# Physics307L F09:People/Phillips/Balmer

## Balmer Series Summary

#### Data & Results

The notebook entry for this lab can be found here, along with an Excel file: Balmer.xlsx.

For this lab we were trying to compare values of the Rydberg constant, R, for Hydrogen and Deuterium. Here are the results we ended up with:

$R_{accepted} = 1.0967758 \times 10^7 m^{-1}$

$R_{Hydrogen} = 1.0941321 \pm .004225 \times 10^7 m^{-1}$

$R_{Deuterium} = 1.0951129 \pm .003278 \times 10^7 m^{-1}$

We used just the standard deviations as the reported error. This is because of two things: it's what the lab manual suggested and it made more sense to us because our SEMs were very small.

We also calculated some percent errors to show how close each value was to the accepted value:

%errorH = 0.241%

%errorDeu = 0.152%

#### Some Conclusions

SJK 00:59, 18 December 2008 (EST)
00:59, 18 December 2008 (EST)
You missed the fact that the mass is important...it's just a small effect on the values! But if you had enough precision to measure it (and maybe you were seeing a hint of it in the red), this would reveal very important physics. I think you missed out on a lot of learning by not reading a little more about this.

One of the things that the manual was directing us to find was the difference in the Rydberg constant and the difference in the red wavelength between the Hydrogen and Deuterium spectra. As soon as we started doing the data analysis, we concluded that there was no measurable difference in the values for the Rydberg constant. This was made especially clear after doing the error part of the analysis when we found out that the Standard Deviation and percent error were lower for Deuterium than for Hydrogen, even though being compared to the given value for Hydrogen. This seemed to suggest to us that the Rydberg constant does not depend on the mass of the atom (since that's really the only difference between Hydrogen and Deuterium), or at least not very significantly. This also seemed to fit with our intuitions, though we couldn't find any reason to have such intuitions.

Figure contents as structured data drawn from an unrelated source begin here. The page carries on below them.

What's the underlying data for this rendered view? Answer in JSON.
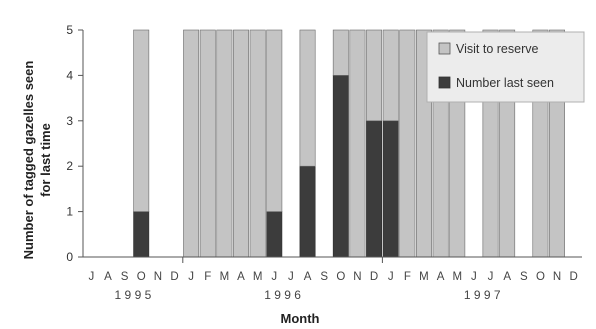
{
  "chart_data": {
    "type": "bar",
    "stacked": true,
    "xlabel": "Month",
    "ylabel_lines": [
      "Number of tagged gazelles seen",
      "for last time"
    ],
    "ylim": [
      0,
      5
    ],
    "yticks": [
      0,
      1,
      2,
      3,
      4,
      5
    ],
    "categories": [
      "J",
      "A",
      "S",
      "O",
      "N",
      "D",
      "J",
      "F",
      "M",
      "A",
      "M",
      "J",
      "J",
      "A",
      "S",
      "O",
      "N",
      "D",
      "J",
      "F",
      "M",
      "A",
      "M",
      "J",
      "J",
      "A",
      "S",
      "O",
      "N",
      "D"
    ],
    "years": [
      {
        "label": "1995",
        "spaced_label": "1 9 9 5",
        "start": 0,
        "end": 5
      },
      {
        "label": "1996",
        "spaced_label": "1 9 9 6",
        "start": 6,
        "end": 17
      },
      {
        "label": "1997",
        "spaced_label": "1 9 9 7",
        "start": 18,
        "end": 29
      }
    ],
    "series": [
      {
        "name": "Number last seen",
        "color": "#3c3c3c",
        "values": [
          0,
          0,
          0,
          1,
          0,
          0,
          0,
          0,
          0,
          0,
          0,
          1,
          0,
          2,
          0,
          4,
          0,
          3,
          3,
          0,
          0,
          0,
          0,
          0,
          0,
          0,
          0,
          0,
          0,
          0
        ]
      },
      {
        "name": "Visit to reserve",
        "color": "#c4c4c4",
        "values": [
          0,
          0,
          0,
          4,
          0,
          0,
          5,
          5,
          5,
          5,
          5,
          4,
          0,
          3,
          0,
          1,
          5,
          2,
          2,
          5,
          5,
          5,
          5,
          0,
          5,
          5,
          0,
          5,
          5,
          0
        ]
      }
    ],
    "legend_position": "top-right",
    "grid": false
  }
}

Something that did seem apparent though was that the values for the red wavelengths were consistently different for Hydrogen and Deuterium, though not by a lot. This would, in turn, affect the difference in the Rydberg constant for each if we only counted this particular wavelength at n=1. This seemed to puzzle us, but since we had some significant errors in our final calculations, we thought perhaps the mass difference mentioned above played enough of a role to shift the values ever so slightly so that we could not detect a difference in the average final values.